Bruce Dubbs wrote:
> Bryan Kadzban wrote:
>> It doesn't remove the need for an initramfs.  What it does do, is
>> remove the need for a separate /boot partition in many initramfs
>> cases (since grub2 can read LVM and I think some RAID types -- but
>> not, I think, dm-crypt).
> 
> Well I don't know what dm-crypt is

(Encrypted block device.  Specifically for this case, the rootfs.)

> but in any case, GRUB2 aka GRUB-1.97 handles the majority of cases.

It handles finding the kernel (and initramfs file), yes.

> If we need an initrd, then it should be in BLFS, not LFS.

Probably.  Or at least a hint to start with.  Sort of like the one I
wrote.  :-P

>> The bootloader doesn't mount the root FS; if the root FS is on some
>>  setup that the kernel can't autoconfig (like LVM or dm-crypt),
>> then you need an initramfs either way.  :-)
> 
> I'm not sure about what the kernel can do, but as far as LFS/BLFS go,
> we don't even have the LVM commands (e.g. pvcreate, etc.) in either
> book.

True; we don't support this at all today.  (My hint, mumble.  :-P )

> I haven't tried it, but I'd think that if the right drivers were
> installed, then the kernel could mount it.

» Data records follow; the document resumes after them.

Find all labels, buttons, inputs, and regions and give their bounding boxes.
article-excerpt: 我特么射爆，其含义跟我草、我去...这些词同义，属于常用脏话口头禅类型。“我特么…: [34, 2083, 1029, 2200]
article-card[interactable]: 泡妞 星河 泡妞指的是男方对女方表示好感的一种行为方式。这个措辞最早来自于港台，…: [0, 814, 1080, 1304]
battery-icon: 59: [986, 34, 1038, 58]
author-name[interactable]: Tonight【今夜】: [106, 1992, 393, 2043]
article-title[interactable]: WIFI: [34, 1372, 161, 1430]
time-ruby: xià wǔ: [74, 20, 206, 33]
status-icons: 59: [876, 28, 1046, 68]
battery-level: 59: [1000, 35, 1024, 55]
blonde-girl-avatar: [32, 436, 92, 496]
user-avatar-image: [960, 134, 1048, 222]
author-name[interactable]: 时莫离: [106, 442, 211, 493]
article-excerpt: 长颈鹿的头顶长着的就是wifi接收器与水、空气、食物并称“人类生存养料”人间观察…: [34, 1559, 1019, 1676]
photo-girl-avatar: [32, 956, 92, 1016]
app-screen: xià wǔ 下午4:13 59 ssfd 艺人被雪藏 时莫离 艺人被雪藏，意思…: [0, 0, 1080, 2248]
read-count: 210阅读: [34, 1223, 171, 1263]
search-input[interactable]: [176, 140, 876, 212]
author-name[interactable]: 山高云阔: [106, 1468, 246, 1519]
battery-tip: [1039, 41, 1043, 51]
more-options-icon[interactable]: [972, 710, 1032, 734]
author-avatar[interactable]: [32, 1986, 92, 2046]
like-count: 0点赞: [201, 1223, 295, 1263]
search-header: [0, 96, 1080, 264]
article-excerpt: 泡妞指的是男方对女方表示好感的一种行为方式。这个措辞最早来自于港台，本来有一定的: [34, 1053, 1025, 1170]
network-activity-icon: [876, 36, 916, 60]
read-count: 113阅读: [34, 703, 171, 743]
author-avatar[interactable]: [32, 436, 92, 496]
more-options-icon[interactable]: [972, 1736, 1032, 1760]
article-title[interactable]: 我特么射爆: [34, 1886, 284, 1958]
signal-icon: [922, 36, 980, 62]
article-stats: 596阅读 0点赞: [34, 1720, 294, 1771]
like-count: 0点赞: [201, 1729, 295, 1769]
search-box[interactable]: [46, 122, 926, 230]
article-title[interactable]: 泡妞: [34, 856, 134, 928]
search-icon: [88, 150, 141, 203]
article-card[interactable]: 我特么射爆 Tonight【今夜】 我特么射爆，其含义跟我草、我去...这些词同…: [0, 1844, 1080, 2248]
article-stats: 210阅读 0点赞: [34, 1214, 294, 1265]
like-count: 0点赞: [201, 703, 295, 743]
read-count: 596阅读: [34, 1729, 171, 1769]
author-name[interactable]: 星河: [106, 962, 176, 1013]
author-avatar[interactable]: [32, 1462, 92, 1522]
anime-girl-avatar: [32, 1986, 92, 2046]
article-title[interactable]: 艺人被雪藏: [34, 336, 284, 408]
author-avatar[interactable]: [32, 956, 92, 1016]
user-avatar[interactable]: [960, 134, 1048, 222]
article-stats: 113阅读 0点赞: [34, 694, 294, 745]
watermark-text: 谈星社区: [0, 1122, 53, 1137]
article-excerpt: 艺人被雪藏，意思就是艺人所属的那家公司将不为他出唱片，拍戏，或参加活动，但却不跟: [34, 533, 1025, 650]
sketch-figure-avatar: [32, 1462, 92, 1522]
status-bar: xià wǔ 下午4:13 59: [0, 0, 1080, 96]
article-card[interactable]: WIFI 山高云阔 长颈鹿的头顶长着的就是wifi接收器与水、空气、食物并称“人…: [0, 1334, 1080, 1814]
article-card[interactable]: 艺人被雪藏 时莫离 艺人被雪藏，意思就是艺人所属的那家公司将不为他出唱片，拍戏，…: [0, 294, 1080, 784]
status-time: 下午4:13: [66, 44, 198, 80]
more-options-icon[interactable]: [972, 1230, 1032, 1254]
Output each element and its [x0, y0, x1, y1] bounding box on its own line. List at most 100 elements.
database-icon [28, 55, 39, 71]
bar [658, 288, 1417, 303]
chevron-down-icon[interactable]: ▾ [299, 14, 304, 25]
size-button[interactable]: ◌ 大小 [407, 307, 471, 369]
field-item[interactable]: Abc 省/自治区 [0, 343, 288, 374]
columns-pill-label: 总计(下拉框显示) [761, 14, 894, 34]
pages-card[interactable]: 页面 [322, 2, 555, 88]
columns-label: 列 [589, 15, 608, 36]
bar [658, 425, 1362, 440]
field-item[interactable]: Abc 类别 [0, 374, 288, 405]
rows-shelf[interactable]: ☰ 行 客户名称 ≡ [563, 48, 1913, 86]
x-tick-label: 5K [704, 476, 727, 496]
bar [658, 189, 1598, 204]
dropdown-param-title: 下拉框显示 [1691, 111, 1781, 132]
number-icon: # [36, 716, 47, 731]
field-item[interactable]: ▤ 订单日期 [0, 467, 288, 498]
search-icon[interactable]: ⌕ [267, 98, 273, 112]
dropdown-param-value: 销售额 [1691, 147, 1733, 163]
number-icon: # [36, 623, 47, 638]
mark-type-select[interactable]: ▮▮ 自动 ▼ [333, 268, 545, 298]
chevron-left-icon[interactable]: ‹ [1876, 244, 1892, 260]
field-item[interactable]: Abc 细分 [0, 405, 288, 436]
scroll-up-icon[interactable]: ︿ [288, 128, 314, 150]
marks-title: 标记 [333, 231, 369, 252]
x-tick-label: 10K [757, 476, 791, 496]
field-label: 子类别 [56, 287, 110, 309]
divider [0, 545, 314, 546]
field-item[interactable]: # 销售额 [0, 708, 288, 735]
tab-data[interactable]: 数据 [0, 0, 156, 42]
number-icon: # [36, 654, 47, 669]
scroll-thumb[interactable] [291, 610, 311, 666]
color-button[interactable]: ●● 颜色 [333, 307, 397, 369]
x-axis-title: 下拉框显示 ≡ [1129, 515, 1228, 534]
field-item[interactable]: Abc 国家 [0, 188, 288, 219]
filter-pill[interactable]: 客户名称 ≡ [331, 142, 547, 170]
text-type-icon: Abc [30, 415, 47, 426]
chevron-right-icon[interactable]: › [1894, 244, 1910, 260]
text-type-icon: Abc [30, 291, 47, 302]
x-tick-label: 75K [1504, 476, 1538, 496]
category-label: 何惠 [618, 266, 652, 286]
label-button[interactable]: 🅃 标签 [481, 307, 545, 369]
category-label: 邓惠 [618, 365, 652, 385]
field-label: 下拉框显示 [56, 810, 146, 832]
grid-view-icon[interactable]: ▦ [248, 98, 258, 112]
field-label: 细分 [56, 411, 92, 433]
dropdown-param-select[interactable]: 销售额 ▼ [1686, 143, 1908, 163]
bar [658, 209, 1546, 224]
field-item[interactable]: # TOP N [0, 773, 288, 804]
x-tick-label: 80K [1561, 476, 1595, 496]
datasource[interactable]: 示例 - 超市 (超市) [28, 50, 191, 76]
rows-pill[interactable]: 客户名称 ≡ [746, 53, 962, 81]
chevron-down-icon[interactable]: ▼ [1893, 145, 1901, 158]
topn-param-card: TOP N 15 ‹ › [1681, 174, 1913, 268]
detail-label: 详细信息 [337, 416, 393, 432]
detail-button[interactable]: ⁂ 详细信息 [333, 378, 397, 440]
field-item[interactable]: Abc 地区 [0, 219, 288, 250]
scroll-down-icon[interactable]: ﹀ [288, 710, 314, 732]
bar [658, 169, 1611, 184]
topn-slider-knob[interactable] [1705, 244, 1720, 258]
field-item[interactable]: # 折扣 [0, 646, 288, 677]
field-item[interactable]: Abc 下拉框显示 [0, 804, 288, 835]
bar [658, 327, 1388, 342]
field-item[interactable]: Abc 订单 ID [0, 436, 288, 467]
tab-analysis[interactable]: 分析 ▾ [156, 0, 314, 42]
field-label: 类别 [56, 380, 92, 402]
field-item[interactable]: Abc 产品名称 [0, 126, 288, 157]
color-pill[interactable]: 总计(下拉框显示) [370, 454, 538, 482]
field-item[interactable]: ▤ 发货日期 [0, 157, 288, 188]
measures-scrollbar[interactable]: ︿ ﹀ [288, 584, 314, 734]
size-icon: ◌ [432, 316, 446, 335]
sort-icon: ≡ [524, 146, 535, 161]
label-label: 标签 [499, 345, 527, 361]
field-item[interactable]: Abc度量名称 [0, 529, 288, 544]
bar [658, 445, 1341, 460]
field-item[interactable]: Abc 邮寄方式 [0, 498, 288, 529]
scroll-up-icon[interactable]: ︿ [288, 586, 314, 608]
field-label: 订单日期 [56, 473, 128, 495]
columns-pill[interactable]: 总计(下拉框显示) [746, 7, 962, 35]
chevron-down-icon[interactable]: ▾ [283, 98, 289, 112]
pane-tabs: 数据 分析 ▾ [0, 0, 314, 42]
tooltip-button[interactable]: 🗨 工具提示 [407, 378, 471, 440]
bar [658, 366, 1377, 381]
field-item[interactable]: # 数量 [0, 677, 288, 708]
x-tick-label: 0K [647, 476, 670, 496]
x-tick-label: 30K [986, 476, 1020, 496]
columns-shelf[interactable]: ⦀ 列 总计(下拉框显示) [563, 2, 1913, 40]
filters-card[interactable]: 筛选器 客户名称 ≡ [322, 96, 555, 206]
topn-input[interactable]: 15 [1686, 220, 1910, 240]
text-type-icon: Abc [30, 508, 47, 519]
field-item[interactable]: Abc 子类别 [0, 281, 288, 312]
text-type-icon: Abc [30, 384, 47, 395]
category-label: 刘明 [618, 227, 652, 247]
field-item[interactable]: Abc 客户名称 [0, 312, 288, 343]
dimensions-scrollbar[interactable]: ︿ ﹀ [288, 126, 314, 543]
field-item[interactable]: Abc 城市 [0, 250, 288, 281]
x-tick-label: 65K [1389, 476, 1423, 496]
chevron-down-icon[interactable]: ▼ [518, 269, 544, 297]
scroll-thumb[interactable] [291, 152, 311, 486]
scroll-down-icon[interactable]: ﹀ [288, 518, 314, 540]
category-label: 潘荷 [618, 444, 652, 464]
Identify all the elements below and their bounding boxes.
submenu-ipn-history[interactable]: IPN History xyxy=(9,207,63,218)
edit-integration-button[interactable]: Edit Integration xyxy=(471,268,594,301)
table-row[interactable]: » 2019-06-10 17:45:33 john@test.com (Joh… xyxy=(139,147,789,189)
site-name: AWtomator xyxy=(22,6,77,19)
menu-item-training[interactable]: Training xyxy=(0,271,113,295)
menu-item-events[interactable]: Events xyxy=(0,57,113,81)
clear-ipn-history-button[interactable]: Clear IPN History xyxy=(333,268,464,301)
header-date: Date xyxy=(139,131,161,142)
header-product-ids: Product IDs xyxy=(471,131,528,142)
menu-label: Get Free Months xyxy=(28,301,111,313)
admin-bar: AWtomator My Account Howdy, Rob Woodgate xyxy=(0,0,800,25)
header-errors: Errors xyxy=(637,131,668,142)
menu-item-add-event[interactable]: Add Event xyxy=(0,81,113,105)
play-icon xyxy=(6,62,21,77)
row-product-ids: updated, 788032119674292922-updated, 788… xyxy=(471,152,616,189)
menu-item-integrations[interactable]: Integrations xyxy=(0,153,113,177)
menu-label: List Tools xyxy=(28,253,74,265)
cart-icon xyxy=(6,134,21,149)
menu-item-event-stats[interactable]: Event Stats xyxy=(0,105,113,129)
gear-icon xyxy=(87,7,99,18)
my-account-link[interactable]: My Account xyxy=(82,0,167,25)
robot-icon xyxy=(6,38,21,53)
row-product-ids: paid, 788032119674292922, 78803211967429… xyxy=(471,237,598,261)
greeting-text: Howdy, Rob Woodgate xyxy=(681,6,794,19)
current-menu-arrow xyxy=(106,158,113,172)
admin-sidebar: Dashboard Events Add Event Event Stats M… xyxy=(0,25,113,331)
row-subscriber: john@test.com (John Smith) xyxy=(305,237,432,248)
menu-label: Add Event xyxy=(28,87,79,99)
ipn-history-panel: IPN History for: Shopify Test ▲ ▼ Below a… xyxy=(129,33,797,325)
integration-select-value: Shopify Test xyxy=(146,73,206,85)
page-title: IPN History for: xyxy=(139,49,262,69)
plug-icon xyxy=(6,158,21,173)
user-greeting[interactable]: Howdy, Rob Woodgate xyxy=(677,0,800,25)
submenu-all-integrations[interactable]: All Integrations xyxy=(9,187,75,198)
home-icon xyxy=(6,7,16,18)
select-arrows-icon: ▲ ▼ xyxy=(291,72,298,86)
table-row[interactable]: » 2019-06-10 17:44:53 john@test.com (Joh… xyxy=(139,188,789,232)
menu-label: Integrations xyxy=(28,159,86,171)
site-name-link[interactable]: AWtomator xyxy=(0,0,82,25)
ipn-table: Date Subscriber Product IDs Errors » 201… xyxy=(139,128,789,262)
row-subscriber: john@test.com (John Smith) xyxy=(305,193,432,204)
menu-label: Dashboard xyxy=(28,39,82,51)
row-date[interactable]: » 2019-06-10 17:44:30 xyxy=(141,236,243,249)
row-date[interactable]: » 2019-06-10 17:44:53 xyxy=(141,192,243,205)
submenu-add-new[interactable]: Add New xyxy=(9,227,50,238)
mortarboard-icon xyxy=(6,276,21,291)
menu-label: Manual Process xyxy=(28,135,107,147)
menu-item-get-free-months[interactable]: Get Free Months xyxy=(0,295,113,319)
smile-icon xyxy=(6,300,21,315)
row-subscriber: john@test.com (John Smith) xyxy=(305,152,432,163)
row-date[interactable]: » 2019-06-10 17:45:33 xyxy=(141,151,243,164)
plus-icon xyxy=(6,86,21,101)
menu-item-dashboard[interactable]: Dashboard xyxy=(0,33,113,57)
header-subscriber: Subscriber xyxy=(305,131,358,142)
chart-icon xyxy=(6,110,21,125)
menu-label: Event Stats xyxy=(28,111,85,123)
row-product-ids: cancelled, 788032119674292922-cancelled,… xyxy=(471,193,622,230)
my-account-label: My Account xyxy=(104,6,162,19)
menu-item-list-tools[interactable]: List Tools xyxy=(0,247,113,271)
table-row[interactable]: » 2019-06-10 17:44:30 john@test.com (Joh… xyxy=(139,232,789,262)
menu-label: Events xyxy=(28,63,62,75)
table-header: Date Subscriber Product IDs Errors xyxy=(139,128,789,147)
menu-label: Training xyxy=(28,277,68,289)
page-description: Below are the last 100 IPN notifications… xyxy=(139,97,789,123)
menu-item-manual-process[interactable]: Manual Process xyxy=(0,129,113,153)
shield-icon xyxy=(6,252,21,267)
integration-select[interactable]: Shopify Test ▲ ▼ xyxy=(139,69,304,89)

I have tried it.  The kernel *can* set up LVM logical volumes, but will
*not* do so on its own.  It needs the LVM userspace tool to run, and to
tell it to do so.

Same with some kinds of RAID -- it can assemble a RAID array, but won't
(always) do it on its own.  (It can autoassemble some types of md-raid,
I think, but I'm not sure how well-maintained that is.  It won't do
anything with dm-raid, since that's only a device-mapper map; the kernel
can't know about all possible maps that people might want, and when to
apply each.  Or at least that's their argument.)

The impression that I get from various upstream discussions that I've
seen over the past few years is that they expect everything to use an
initramfs; they currently sort of tolerate the fact that the kernel will
mount a "raw" partition on its own, and will handle a couple of other
cases on its own.  But they won't add that feature for *any* other setup.

Again, this is all related to mounting the rootfs.  GRUB2 does simplify
a lot of setups that still require an initramfs, so that they don't need
a separate (non-LVM, sometimes even non-RAID) /boot partition.